Chasing for likes and shares, it’s been around since the 80’s…

Written by Susie Innes, TV Producer at Now.

Some time in the 80’s I took a temp job at a small agency in Farringdon.

At the time Clerkenwell was NOT cool, East was shabby, the only sparkle was the Diamond Merchants of Hatton Garden.

I was on reception and was offered a permanent position because:

1) I knew what a Fax was
2) I could say the company name ‘Grierson Cockman Craig and Druiff’ smoothly and without tripping up, or asking if I could abbreviate at all.

I worked for the Creative Directors one of whom sadly died; the other is still my dear, dear friend.

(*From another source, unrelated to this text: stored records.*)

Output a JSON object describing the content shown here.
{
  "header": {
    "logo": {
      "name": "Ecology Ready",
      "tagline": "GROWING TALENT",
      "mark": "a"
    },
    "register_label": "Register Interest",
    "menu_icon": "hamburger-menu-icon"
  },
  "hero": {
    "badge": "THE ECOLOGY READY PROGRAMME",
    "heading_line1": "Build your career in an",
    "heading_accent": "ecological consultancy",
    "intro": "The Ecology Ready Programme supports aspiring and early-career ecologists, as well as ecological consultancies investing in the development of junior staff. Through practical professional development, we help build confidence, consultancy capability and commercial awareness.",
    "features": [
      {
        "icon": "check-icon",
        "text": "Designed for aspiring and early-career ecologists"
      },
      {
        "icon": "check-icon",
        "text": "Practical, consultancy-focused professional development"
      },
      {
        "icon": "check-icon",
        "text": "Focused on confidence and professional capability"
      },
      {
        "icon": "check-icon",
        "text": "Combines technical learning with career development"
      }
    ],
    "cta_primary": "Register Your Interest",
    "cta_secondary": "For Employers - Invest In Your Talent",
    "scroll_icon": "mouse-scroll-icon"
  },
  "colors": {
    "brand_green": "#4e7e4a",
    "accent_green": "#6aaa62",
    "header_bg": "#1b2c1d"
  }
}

And the reason for this nostalgia trip is because I have been reminded of some work we did that, on reflection, was so ahead of its time, so digital, so non-traditional it makes my retrospective Advertising heart swell with Pride.

We had the Nike account. Yes we did.

At the peak of McEnroe’s Bad Boy years, we were faced with a challenge when the shouty boy of tennis suddenly got injured and the client had nothing to run for the fortnight. Quick as a flash, we ran a full-page recruitment ad in the back of the Daily Mail and asked for McEnroe lookalikes to come to Clapham Common at a specified time on a Saturday and agree to be photographed. I was responsible for handing out cash (a tenner?) and getting release forms signed.

In the end we had a whole bunch of curly haired sweat banded swearers, including a kid, a black guy, a giant whose head was out of shot, an old lady and a poodle. We lined them up and made an ad. It ran as a DPS within minutes (ish) in the Colour supplements.

Not so far removed from a post, a tweet and a flash mob.

It looked a little like this, but much, much better.



One spring, for April Fools, we created Nike Air. That was an airline run by Nike. The thinking was that studies had shown that sitting for hours on a plane was bad for you, and you should use the time in flight to do some exercise. Using a model plane we begged and borrowed from a travel agent, we created an interior with a treadmill, a running track, some cross trainers. Hilarious! Or so we thought.

Now we wonder why on earth that hasn’t been done for real, rather than resorting to pressure socks.


(pic ripped from Marco Lemcke, who looks like he “stole” our idea, many years later.)


And the last of my “it’s like advertising but it isn’t” memories from the Vault was for the launch of a new alcohol Product called Newcastle Bright.



Created by Scottish and Newcastle Breweries, it was a revolutionary blend of lager and beer – a lagered ale. The Client did not have money for a big conventional launch, it was being tested in Tyne-and-Wear only, so what could we do to publicise it?

We created a beautifully designed pack, which contained a magazine and a cassette tape.



For the print bit we got hold of an underground publication only available in Newcastle Pubs and asked the creator of this obscene and hilarious rag, Chris Donald, to create some characters for us. Yes, we did “discover” Viz. And we got the sometime editor of NME to write some cool stuff about music.

We spent a day in Gateshead interviewing young people about their idea of fun. Our timing wasn’t great, it turned out to be LiveAid day so we eventually retired to spend the evening in the front of the hotel telly marveling at Bowie and Jagger and the incredible Freddie Mercury, laughing at Phil Collins’ Transatlantic trick and slightly sneering at the American half.

For the sound we got hold of up and coming Geordie bands like PreFab Sprout and included some pre released tracks.

We encouraged Alexei Sayle, no longer obscure but certainly not stellar, to create 20 minutes of stand up specifically for us, including bespoke Bright related songs. One of the session singers was Caroline Quentin, she was fresh from rehearsing a new West End musical and advised us not to go to see it when it came out because “there is a reason they call it the miserables.”

And when this lovely original thing was complete, the A5 comic stuffed into its neat and attractive packaging along with the C60, we gave it out free in HMV and Top Shop in the Newcastle Area.

I believe the reason Newcastle Bright didn’t fly was not due to its low-key witty and original launch, but because it tasted like wee.

We now spend our time thinking up events, harnessing any new technology, chasing for Likes and Shares.

We speak as though not doing a nice big TV ad is new and modern.

But at GCCD (Sorry guys, had to abbreviate) we were doing that when a Face and a Book were two separate entities, when Tweeting really was for the birds, Periscopes were for submarines and telephones were telephones.

And a fax (I know this) was a way of sending paper electronically without sending a bike.